Page:Gautier - Un trio de romans, Charpentier, 1888.djvu/346

La bibliothèque libre.
Le texte de cette page a été corrigé et est conforme au fac-similé.

Rosette n’en dit rien, car cette histoire divulguée eût perdu Candale de réputation.

Aussi le matin, très inquiète de cette mésaventure, elle fit devant une glace l’examen détaillé de ses charmes : elle déroula ses cheveux qui étaient à pleines mains ; elle regarda ses dents en les découvrant jusqu’à leurs gencives roses.

Jamais jeune loup, égorgeant dans les bois son premier mouton, n’en eut de plus pures ; elle examina son teint plus uni que le satin, que le marbre, que tout ce qu’il y a d’uni au monde, et elle n’y trouva ni un pli, ni une ride, ni une gerçure, ni une tache de rousseur, ni une vergeture ; Hébé, la déesse de la jeunesse ; Hygie, la déesse de la santé, ont à coup sûr moins de fraîcheur.

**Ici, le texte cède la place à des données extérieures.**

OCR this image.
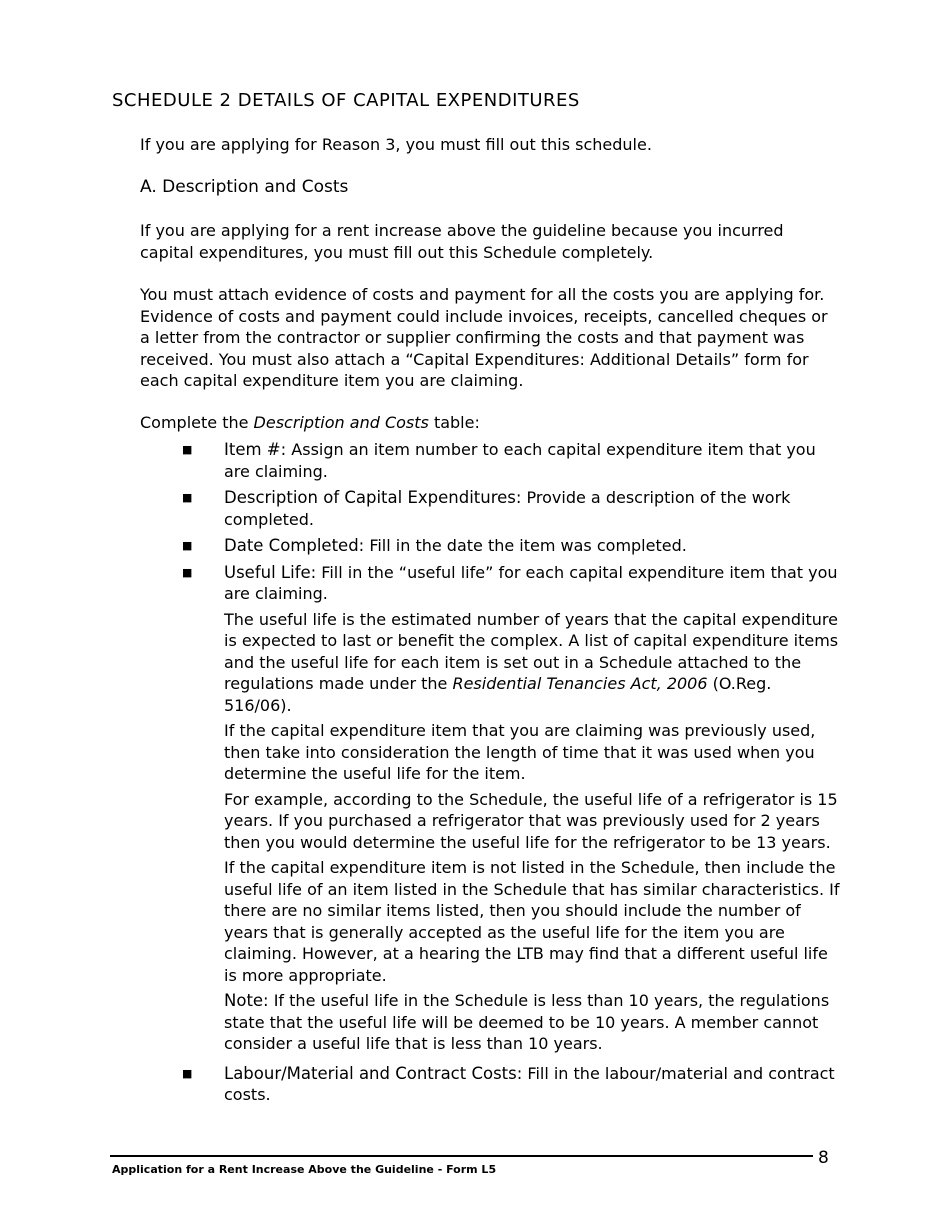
SCHEDULE 2 DETAILS OF CAPITAL EXPENDITURES
If you are applying for Reason 3, you must fill out this schedule.
A. Description and Costs
If you are applying for a rent increase above the guideline because you incurred capital expenditures, you must fill out this Schedule completely.
You must attach evidence of costs and payment for all the costs you are applying for. Evidence of costs and payment could include invoices, receipts, cancelled cheques or a letter from the contractor or supplier confirming the costs and that payment was received. You must also attach a “Capital Expenditures: Additional Details” form for each capital expenditure item you are claiming.
Complete the Description and Costs table:
■ Item #: Assign an item number to each capital expenditure item that you are claiming.
■ Description of Capital Expenditures: Provide a description of the work completed.
■ Date Completed: Fill in the date the item was completed.
■ Useful Life: Fill in the “useful life” for each capital expenditure item that you are claiming.
The useful life is the estimated number of years that the capital expenditure is expected to last or benefit the complex. A list of capital expenditure items and the useful life for each item is set out in a Schedule attached to the regulations made under the Residential Tenancies Act, 2006 (O.Reg. 516/06).
If the capital expenditure item that you are claiming was previously used, then take into consideration the length of time that it was used when you determine the useful life for the item.
For example, according to the Schedule, the useful life of a refrigerator is 15 years. If you purchased a refrigerator that was previously used for 2 years then you would determine the useful life for the refrigerator to be 13 years.
If the capital expenditure item is not listed in the Schedule, then include the useful life of an item listed in the Schedule that has similar characteristics. If there are no similar items listed, then you should include the number of years that is generally accepted as the useful life for the item you are claiming. However, at a hearing the LTB may find that a different useful life is more appropriate.
Note: If the useful life in the Schedule is less than 10 years, the regulations state that the useful life will be deemed to be 10 years. A member cannot consider a useful life that is less than 10 years.
■ Labour/Material and Contract Costs: Fill in the labour/material and contract costs.
8
Application for a Rent Increase Above the Guideline - Form L5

Par un heureux privilège, que le vice a plus souvent que la vertu, les joues de Rosette, malgré le fard et les baisers, conservaient cette fleur de pêche que le moindre contact enlève, elle passa en revue ses bras, qui étaient les plus beaux du monde, et ses jambes que tout Paris admirait, brillantes comme le marbre sous leur réseau de soie, dans les ballets de Dauberval.

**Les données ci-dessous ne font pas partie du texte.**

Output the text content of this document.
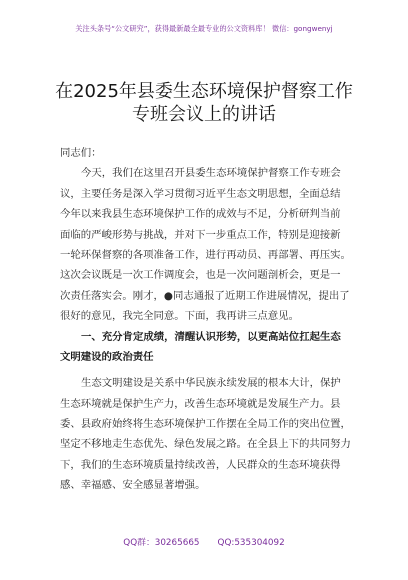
关注头条号“公文研究”，获得最新最全最专业的公文资料库！ 微信：gongwenyj
在2025年县委生态环境保护督察工作
专班会议上的讲话
同志们：
今天，我们在这里召开县委生态环境保护督察工作专班会
议，主要任务是深入学习贯彻习近平生态文明思想，全面总结
今年以来我县生态环境保护工作的成效与不足，分析研判当前
面临的严峻形势与挑战，并对下一步重点工作，特别是迎接新
一轮环保督察的各项准备工作，进行再动员、再部署、再压实。
这次会议既是一次工作调度会，也是一次问题剖析会，更是一
次责任落实会。刚才，●同志通报了近期工作进展情况，提出了
很好的意见，我完全同意。下面，我再讲三点意见。
一、充分肯定成绩，清醒认识形势，以更高站位扛起生态
文明建设的政治责任
生态文明建设是关系中华民族永续发展的根本大计，保护
生态环境就是保护生产力，改善生态环境就是发展生产力。县
委、县政府始终将生态环境保护工作摆在全局工作的突出位置，
坚定不移地走生态优先、绿色发展之路。在全县上下的共同努力
下，我们的生态环境质量持续改善，人民群众的生态环境获得
感、幸福感、安全感显著增强。
QQ群：30265665 QQ:535304092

Le résultat de cette inspection fut un sourire. Rosette se trouvait belle.

Elle était rassurée et se donna pour explication que Candale avait ce soir quelque souci dans l’âme, ou bien qu’il était fatigué, quoique le dix-huitième siècle n’admît pas que l’on pût être fatigué.

Elle prit donc une grande résolution, surtout pour une danseuse, plus adroite de ses pieds que de ses mains ; ce fut d’écrire au vicomte de Candale !

Les danseuses et même les grandes dames du dix-huitième siècle ne brillaient pas précisément par la calligraphie et l’orthographe.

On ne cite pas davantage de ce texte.